Perception & Mind Lab Presentations @ VSS 2026



Friday, May 15

 
Gender bias in visual categorization: When DiCaprio is an actor but Jolie is a woman
Rui Zhe Goh, Jiayi Li, Ian Phillips, Chaz Firestone
[email protected]

Objects can be categorized at differing levels of abstraction; for example, the same image may be classified as a blue jay, a bird, an animal, or a living thing. This pattern also arises for people; for example, the same image may be classified as Gordon Ramsay, a chef, a Scot, or a person. But which categories are most visually salient—and is such salience biased by gender? We investigated this question using a visual categorization task. Subjects saw images of objects and people, and were asked simply to name any category corresponding to the image. In addition to objects such as vegetables and buildings, each subject saw one woman and one man, drawn from one of the following classes: 1) famous people from various professions (e.g., Angelina Jolie and Leonardo DiCaprio, Serena Williams and LeBron James); 2) stock photographs of anonymous people from minimally-gendered categories (e.g., tourist, pedestrian); 3) AI-generated images of these same minimally-gendered categories, created to be identical except for gender. Every image was part of a matched pair of men and women from the same image class, but no subject saw a man and woman from the same matched pair. (For example, a subject could see Angelina Jolie and LeBron James, but never Angelina Jolie and Leonardo DiCaprio.) Remarkably, subjects were more likely to categorize women according to their gender than men. Put differently, they were biased to say “actor” for DiCaprio but “woman” for Jolie, and “pedestrian” for male pedestrians but “woman” for female pedestrians. This trend arose for all three image classes, suggesting that it was not driven by idiosyncratic image differences or knowledge of the people depicted. Our results reveal a gender bias in visual categorization that may have pervasive cognitive and social implications.
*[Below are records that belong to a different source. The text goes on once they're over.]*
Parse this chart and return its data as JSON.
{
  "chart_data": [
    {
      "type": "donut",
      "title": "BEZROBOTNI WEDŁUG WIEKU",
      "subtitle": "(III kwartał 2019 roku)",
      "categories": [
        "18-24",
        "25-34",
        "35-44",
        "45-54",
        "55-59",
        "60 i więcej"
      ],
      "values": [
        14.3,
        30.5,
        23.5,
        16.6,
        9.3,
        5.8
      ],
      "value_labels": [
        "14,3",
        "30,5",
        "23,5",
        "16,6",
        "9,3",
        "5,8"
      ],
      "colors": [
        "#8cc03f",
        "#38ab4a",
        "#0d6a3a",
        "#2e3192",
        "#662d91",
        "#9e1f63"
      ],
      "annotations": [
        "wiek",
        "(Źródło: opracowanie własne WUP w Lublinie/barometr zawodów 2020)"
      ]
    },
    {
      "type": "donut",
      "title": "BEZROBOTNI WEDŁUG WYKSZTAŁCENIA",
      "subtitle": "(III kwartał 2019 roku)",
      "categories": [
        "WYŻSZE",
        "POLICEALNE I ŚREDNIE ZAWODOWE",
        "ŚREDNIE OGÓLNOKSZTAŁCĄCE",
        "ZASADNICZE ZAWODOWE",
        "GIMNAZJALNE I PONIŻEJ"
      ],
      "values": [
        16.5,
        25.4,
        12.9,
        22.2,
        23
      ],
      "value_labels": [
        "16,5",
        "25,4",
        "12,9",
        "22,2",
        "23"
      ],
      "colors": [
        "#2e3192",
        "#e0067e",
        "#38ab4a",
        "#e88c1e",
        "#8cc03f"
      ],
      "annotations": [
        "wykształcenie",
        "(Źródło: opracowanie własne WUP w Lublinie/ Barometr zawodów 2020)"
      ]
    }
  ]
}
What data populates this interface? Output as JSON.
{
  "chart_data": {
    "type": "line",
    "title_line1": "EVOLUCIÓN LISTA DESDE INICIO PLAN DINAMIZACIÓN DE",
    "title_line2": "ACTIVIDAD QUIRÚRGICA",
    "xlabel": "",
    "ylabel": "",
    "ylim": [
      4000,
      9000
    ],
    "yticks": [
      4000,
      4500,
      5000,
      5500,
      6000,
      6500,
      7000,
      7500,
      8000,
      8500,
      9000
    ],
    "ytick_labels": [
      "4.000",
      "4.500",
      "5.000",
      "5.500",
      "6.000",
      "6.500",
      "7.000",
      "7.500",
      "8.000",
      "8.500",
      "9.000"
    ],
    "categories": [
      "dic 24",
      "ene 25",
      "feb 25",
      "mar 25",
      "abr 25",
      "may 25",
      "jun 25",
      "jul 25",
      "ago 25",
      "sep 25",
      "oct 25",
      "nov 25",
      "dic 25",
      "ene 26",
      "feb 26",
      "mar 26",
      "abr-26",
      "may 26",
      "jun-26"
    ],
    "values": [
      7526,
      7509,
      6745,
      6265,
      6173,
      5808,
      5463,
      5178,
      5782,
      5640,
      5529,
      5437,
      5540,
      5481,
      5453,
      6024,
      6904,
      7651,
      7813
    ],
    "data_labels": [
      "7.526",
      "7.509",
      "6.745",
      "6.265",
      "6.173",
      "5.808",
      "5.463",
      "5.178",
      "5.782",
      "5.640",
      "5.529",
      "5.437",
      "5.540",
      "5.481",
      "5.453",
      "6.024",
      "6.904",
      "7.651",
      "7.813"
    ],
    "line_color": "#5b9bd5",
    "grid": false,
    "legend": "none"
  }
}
Poster 16.335: Friday, May 15, 3:45pm – 6:00pm ET, Banyan Breezeway, Face and Body Perception: Social cognition 1

[VSS Link]

Sunday, May 17

 
Can you count this? Perceiving affordances for mental actions
Lana Milman, Ian Phillips, Chaz Firestone
[email protected]

We can often see how easy a physical action is to execute, such as climbing stairs or grasping an object. Is the same true for mental actions? Can we also see how easy it is to execute a cognitive operation, before actually carrying it out? Whereas the perception of physical affordances has a long history in cognitive science, the hypothesis that we perceive “mental affordances” (McClelland, 2020) has received less empirical attention. Here, four experiments explore this hypothesis for the mental affordance “countability”—how easily an array of objects can be precisely counted. In Experiments 1-2, subjects briefly (500ms or 2500ms) saw two “cookies” (circles) containing a number of “M&Ms” (dots), varying in size (large/small/mixed), color (single/mixed), opacity (full/partial), and grouping (clustered/dispersed). Subjects selected whichever cookie seemed easier to count (causing it to reappear onscreen), and then counted that cookie’s M&Ms. In Experiments 3-4, subjects counted a single cookie’s M&Ms, without indicating preference. Results showed that even a 500ms preview was sufficient to form strong preferences for countability, with subjects preferring fully opaque to partially opaque M&Ms, clustered M&Ms to dispersed M&Ms, and large M&Ms over mixed and small M&Ms. However, these impressions were only partially accurate. Subjects performed better with opaque M&Ms, and large as opposed to mixed and small M&Ms, in line with their preferences. But performance was better for dispersed M&Ms than clustered M&Ms—contrary to their preference. Moreover, despite expressing no preference for single over mixed-color M&Ms, subjects performed better with single colors. These results suggest that naïve observers can rapidly form impressions of a mental affordance and use it to guide behavior—but that, just like with physical affordances, we may be imperfectly calibrated to our actual capabilities.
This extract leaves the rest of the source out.